La politique forestière me paraît ne pas relever d'une appréciation plus positive. Les crédits sont en repli. Le Gouvernement explique que ceci est dû au bouclage du plan mis en oeuvre à la suite de la tempête Klaus. Mais, compte tenu du reste des dossiers à traiter, et alors même que les ambitions de ce plan auraient sans doute pu être réévaluées, des crédits complémentaires devraient être nécessaires. Dans ce contexte, la budgétisation de la politique forestière pourrait être assez virtuelle, d'autant qu'elle repose sur des anticipations plutôt favorables du prix du bois. Tout ceci conduit à une construction fragile.
Enfin un mot sur la politique de sécurité sanitaire de l'alimentation. Je partage avec Alain Houpert le souhait que nos 61 recommandations pour la refonder soient réellement prises en compte. Je mentionne que nos capacités de surveillance des risques sanitaires restent dépendantes d'une mise à niveau des effectifs. Le précédent Gouvernement y avait pourvu avec la création en trois ans de 180 ETPT destinés à renforcer la surveillance sanitaire dans les abattoirs de volailles qui était très négligée. Le budget pour 2018 ne confirme pas cet effort. Je le regrette d'autant plus que nous sommes confrontés à des crises sanitaires régulières et particulièrement graves et à des situations de limite de capacités avec l'extension de déserts vétérinaires sur le territoire.
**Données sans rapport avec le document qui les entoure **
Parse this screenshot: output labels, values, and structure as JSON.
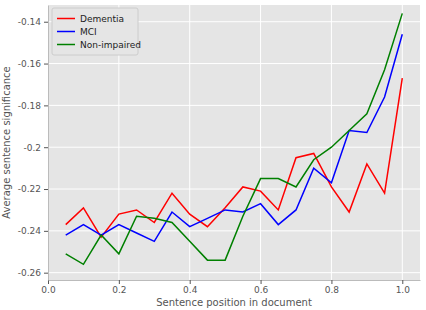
{
  "chart_data": {
    "type": "line",
    "x_label": "Sentence position in document",
    "y_label": "Average sentence significance",
    "x": [
      0.05,
      0.1,
      0.15,
      0.2,
      0.25,
      0.3,
      0.35,
      0.4,
      0.45,
      0.5,
      0.55,
      0.6,
      0.65,
      0.7,
      0.75,
      0.8,
      0.85,
      0.9,
      0.95,
      1.0
    ],
    "series": [
      {
        "name": "Dementia",
        "color": "#ff0000",
        "values": [
          -0.237,
          -0.229,
          -0.243,
          -0.232,
          -0.23,
          -0.236,
          -0.222,
          -0.232,
          -0.238,
          -0.229,
          -0.219,
          -0.221,
          -0.23,
          -0.205,
          -0.203,
          -0.219,
          -0.231,
          -0.208,
          -0.222,
          -0.167
        ]
      },
      {
        "name": "MCI",
        "color": "#0000ff",
        "values": [
          -0.242,
          -0.237,
          -0.242,
          -0.237,
          -0.241,
          -0.245,
          -0.231,
          -0.238,
          -0.234,
          -0.23,
          -0.231,
          -0.227,
          -0.237,
          -0.23,
          -0.21,
          -0.217,
          -0.192,
          -0.193,
          -0.176,
          -0.146
        ]
      },
      {
        "name": "Non-impaired",
        "color": "#008000",
        "values": [
          -0.251,
          -0.256,
          -0.242,
          -0.251,
          -0.233,
          -0.234,
          -0.236,
          -0.245,
          -0.254,
          -0.254,
          -0.233,
          -0.215,
          -0.215,
          -0.219,
          -0.206,
          -0.2,
          -0.192,
          -0.184,
          -0.163,
          -0.136
        ]
      }
    ],
    "xlim": [
      0,
      1.05
    ],
    "xticks": [
      {
        "value": 0,
        "label": "0.0"
      },
      0.2,
      0.4,
      0.6,
      0.8,
      {
        "value": 1,
        "label": "1.0"
      }
    ],
    "ylim": [
      -0.2635,
      -0.132
    ],
    "yticks": [
      -0.26,
      -0.24,
      -0.22,
      -0.2,
      -0.18,
      -0.16,
      -0.14
    ],
    "grid": true,
    "legend": "upper left"
  }
}
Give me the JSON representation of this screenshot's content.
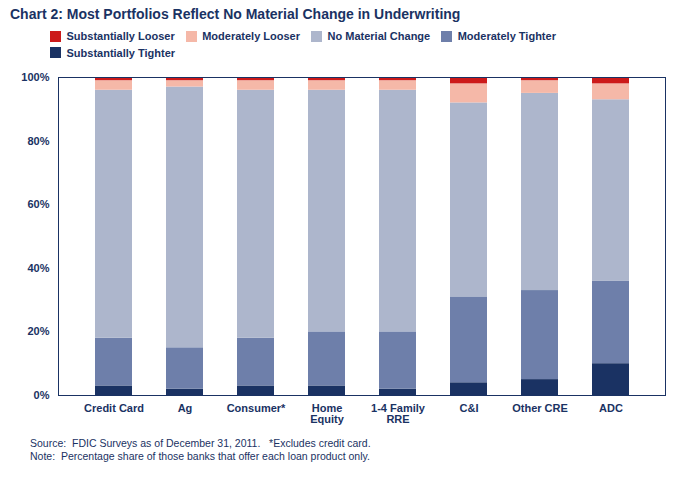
{
  "chart_data": {
    "type": "bar",
    "stacked": true,
    "title": "Chart 2:  Most Portfolios Reflect No Material Change in Underwriting",
    "caption": "Source:  FDIC Surveys as of December 31, 2011.   *Excludes credit card.\nNote:  Percentage share of those banks that offer each loan product only.",
    "categories": [
      "Credit Card",
      "Ag",
      "Consumer*",
      "Home\nEquity",
      "1-4 Family\nRRE",
      "C&I",
      "Other CRE",
      "ADC"
    ],
    "series": [
      {
        "name": "Substantially Tighter",
        "color": "#1a3263",
        "values": [
          3,
          2,
          3,
          3,
          2,
          4,
          5,
          10
        ]
      },
      {
        "name": "Moderately Tighter",
        "color": "#6e7faa",
        "values": [
          15,
          13,
          15,
          17,
          18,
          27,
          28,
          26
        ]
      },
      {
        "name": "No Material Change",
        "color": "#adb6cc",
        "values": [
          78,
          82,
          78,
          76,
          76,
          61,
          62,
          57
        ]
      },
      {
        "name": "Moderately Looser",
        "color": "#f5b8a8",
        "values": [
          3,
          2,
          3,
          3,
          3,
          6,
          4,
          5
        ]
      },
      {
        "name": "Substantially Looser",
        "color": "#cc1a1a",
        "values": [
          1,
          1,
          1,
          1,
          1,
          2,
          1,
          2
        ]
      }
    ],
    "ylim": [
      0,
      100
    ],
    "yticks": [
      {
        "value": 0,
        "label": "0%"
      },
      {
        "value": 20,
        "label": "20%"
      },
      {
        "value": 40,
        "label": "40%"
      },
      {
        "value": 60,
        "label": "60%"
      },
      {
        "value": 80,
        "label": "80%"
      },
      {
        "value": 100,
        "label": "100%"
      }
    ],
    "grid": false,
    "legend": "top",
    "color": "#1a3263"
  }
}
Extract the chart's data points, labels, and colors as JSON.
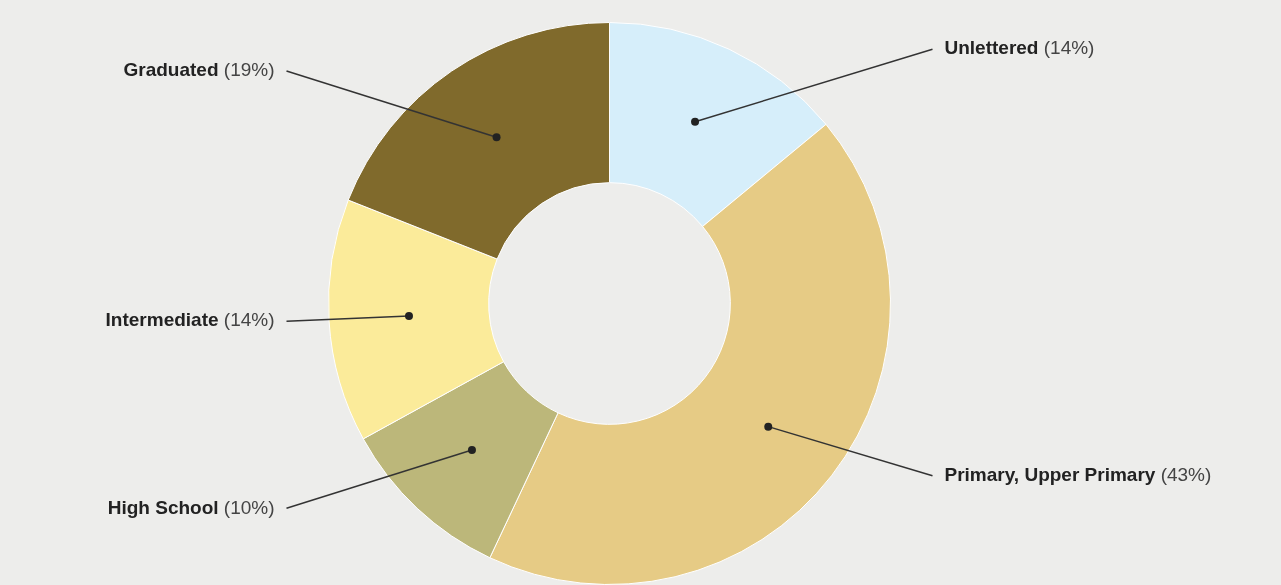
{
  "chart_data": {
    "type": "donut",
    "categories": [
      "Unlettered",
      "Primary, Upper Primary",
      "High School",
      "Intermediate",
      "Graduated"
    ],
    "values": [
      14,
      43,
      10,
      14,
      19
    ],
    "colors": [
      "#d6eefa",
      "#e6cb85",
      "#bcb77a",
      "#fbeb9a",
      "#806a2c"
    ],
    "value_labels": [
      "(14%)",
      "(43%)",
      "(10%)",
      "(14%)",
      "(19%)"
    ],
    "legend": false
  }
}
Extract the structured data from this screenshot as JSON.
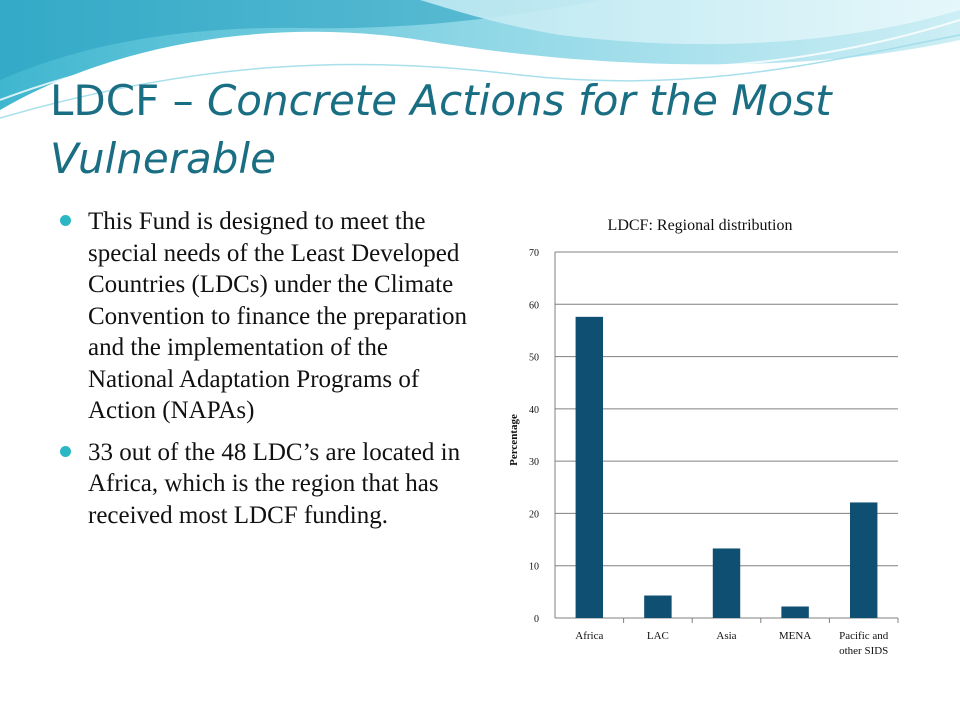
{
  "slide": {
    "title_plain": "LDCF – ",
    "title_italic": "Concrete Actions for the Most Vulnerable",
    "bullets": [
      "This Fund is designed to meet the special needs of the Least Developed Countries (LDCs) under the Climate Convention to finance the preparation and the implementation of the National Adaptation Programs of Action (NAPAs)",
      "33 out of the 48 LDC’s are located in Africa, which is the region that has received most LDCF funding."
    ]
  },
  "colors": {
    "title": "#1a6e83",
    "bullet": "#2bb7c4",
    "bar": "#0e4f72",
    "grid": "#808080"
  },
  "chart_data": {
    "type": "bar",
    "title": "LDCF: Regional distribution",
    "ylabel": "Percentage",
    "xlabel": "",
    "categories": [
      [
        "Africa"
      ],
      [
        "LAC"
      ],
      [
        "Asia"
      ],
      [
        "MENA"
      ],
      [
        "Pacific and",
        "other SIDS"
      ]
    ],
    "values": [
      57.6,
      4.3,
      13.3,
      2.2,
      22.1
    ],
    "ylim": [
      0,
      70
    ],
    "yticks": [
      0,
      10,
      20,
      30,
      40,
      50,
      60,
      70
    ],
    "grid": true,
    "legend": "none"
  }
}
En définitive, le budget de l'agriculture pour 2018 proposé par le Gouvernement ne me convainc pas pleinement. L'orientation générale m'amène à m'interroger sur plusieurs points : le poids des allègements de cotisation obligatoire, sans évaluation d'impact, est selon mois hasardeux. Néanmoins, plusieurs progrès ou continuités budgétaires méritent, si je puis dire, que pour ce premier budget de l'agriculture du nouveau quinquennat, un vote négatif soit rejeté. La structuration proposée pour les crédits de cette mission n'est pas totalement incohérente avec ce qui a été fait dans le passé. En ce sens et sans être pleinement convaincu, je vous propose donc, mes chers collègues, de vous abstenir sur les crédits de la mission.